The book is full, also of coded messages.

Pages 104-05 are entirely in binary. When decoded, it's a version of the Rifleman's Creed adapted for the age of programmers and geeks.

"Binary code on pgs. 104-05 of Microserfs, by Douglas Coupland"
Binary on pg. 104-05

On pages 308–09, there's text from a message sent by Patty Hearst, daughter of newspaper magnate Randolph Hearst, to her parents when she was kidnapped by a far-left militia … except the constants are on the left page, the vowels on the right — “Mom, Dad, I'm okay …” it begins.

"Split consonants and vowels on pgs. 308-09 of Microserfs, by Douglas Coupland"
Patty Hearst's message with consonants left, vowels right on pg. 308-09

This is a superb novel, one to fall in love with. Coupland paints a world of transcendent geek culture, but more than that of a place in which obsessive and complicated people move forward to find harmony, with themselves, with their tribe, with the world beyond.

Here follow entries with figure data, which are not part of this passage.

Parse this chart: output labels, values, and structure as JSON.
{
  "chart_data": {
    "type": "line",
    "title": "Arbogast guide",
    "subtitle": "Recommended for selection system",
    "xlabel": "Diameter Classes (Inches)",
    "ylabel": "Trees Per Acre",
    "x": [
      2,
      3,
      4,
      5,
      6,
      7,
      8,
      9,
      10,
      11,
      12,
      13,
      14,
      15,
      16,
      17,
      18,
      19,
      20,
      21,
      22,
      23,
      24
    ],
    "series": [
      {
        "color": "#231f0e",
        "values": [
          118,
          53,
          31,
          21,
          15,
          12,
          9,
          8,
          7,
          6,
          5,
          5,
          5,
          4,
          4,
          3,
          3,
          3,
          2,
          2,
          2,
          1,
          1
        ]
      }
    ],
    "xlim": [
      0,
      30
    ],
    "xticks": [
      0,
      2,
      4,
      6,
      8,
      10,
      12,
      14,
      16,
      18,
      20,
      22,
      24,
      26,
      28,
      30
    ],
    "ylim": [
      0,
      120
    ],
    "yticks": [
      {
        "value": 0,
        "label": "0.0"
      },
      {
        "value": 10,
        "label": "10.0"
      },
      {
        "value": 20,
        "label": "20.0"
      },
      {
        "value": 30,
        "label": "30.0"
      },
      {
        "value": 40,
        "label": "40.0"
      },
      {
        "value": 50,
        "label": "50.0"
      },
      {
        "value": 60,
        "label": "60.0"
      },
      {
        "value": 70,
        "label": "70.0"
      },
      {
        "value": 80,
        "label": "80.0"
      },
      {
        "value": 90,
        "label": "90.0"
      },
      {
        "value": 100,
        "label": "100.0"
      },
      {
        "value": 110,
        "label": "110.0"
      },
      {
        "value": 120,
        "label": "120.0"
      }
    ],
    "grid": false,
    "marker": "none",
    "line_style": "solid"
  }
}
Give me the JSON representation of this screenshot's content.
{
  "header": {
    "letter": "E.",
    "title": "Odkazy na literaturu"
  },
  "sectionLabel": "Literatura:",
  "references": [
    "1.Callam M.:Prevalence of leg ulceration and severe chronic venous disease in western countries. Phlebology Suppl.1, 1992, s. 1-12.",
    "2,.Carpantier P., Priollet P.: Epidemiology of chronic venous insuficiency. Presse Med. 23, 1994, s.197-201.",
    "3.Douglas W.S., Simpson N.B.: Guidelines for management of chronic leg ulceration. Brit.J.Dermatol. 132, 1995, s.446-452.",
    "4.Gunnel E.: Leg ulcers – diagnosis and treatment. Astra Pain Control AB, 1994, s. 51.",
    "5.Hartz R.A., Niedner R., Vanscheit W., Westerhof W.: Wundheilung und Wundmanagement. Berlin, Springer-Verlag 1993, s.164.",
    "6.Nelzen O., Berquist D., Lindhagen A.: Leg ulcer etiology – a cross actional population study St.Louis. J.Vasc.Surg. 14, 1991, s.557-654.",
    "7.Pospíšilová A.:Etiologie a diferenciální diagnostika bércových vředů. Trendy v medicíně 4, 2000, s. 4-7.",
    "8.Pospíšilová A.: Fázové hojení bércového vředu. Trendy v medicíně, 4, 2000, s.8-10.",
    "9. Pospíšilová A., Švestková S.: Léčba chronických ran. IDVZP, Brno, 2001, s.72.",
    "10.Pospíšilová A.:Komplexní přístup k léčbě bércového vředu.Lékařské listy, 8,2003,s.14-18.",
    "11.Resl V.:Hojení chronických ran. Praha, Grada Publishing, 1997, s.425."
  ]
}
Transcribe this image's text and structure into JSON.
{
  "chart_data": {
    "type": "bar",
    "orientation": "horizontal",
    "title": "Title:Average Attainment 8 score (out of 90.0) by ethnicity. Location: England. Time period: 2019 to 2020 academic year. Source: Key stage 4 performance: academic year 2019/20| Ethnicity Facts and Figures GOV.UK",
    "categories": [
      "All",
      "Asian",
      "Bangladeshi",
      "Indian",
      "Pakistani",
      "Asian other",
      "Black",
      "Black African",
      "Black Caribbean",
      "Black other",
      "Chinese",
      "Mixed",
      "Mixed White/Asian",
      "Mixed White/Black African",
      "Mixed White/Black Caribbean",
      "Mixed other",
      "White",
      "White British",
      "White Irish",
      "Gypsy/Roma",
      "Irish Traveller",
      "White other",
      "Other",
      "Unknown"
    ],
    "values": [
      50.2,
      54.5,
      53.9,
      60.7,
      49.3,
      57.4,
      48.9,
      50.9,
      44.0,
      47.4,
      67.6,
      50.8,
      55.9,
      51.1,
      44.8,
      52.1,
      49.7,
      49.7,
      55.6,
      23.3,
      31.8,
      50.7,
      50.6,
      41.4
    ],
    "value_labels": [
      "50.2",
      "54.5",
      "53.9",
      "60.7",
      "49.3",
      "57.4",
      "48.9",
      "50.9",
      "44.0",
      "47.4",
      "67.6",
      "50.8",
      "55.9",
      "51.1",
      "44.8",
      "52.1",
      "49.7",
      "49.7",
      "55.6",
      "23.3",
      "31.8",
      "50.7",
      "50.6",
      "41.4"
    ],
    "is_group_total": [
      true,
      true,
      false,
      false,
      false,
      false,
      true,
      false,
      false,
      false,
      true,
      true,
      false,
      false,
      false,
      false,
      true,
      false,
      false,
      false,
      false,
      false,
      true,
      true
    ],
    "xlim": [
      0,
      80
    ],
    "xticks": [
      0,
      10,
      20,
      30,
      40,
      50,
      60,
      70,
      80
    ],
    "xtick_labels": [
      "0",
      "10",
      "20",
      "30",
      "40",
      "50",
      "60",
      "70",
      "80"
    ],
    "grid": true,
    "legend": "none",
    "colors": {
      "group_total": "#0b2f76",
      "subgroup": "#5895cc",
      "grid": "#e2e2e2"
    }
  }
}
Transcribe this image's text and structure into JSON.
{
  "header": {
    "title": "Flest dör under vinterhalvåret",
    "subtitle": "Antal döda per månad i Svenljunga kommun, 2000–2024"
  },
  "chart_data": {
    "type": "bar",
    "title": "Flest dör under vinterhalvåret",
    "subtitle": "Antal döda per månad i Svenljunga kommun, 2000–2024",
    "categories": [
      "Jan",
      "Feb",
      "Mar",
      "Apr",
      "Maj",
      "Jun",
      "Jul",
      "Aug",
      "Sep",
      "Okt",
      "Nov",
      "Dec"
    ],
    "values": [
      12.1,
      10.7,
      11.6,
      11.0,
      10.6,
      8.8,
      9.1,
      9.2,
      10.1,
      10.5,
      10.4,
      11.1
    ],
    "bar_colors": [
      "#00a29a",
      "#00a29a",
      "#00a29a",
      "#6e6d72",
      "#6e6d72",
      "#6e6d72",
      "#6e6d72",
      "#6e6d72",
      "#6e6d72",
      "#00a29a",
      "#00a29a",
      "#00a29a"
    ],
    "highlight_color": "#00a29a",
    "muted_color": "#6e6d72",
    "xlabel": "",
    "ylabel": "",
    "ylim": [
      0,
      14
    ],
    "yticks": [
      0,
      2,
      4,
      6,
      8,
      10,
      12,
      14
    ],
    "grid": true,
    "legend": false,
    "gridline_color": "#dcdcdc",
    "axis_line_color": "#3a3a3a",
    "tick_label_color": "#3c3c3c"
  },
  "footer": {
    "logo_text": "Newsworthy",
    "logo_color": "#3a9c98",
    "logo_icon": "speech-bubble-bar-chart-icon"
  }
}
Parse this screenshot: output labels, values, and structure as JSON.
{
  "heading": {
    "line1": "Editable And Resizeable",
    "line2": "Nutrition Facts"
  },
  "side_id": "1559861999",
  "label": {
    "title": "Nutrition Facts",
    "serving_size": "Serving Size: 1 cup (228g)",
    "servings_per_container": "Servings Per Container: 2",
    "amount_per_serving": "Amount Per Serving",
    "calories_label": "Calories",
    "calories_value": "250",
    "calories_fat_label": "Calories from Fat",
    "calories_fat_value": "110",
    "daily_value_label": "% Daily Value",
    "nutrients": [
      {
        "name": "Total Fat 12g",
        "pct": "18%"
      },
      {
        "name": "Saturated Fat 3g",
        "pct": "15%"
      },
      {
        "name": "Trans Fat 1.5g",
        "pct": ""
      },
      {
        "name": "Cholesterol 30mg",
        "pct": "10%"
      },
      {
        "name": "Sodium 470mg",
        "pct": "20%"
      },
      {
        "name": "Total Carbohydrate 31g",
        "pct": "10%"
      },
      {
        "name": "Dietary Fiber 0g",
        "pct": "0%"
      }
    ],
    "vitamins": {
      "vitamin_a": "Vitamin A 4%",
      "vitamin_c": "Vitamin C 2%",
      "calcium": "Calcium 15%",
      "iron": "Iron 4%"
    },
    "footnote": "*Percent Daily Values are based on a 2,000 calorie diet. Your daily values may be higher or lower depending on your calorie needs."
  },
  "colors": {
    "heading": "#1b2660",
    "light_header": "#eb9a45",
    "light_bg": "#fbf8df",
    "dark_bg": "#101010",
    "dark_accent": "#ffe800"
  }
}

But read it also to feel the pulse of its prescience — as we sit on the precipice of an AI bubble about to burst, Coupland's premonition of the hedonism and money-driven irrationality of the dot-com era is still powerfully relevant today.

Get hold of Douglas Coupland's Microserfs for yourself — it's a truly excellent novel.

And if you like this book, you may also like JPod — his follow-up for the Google generation.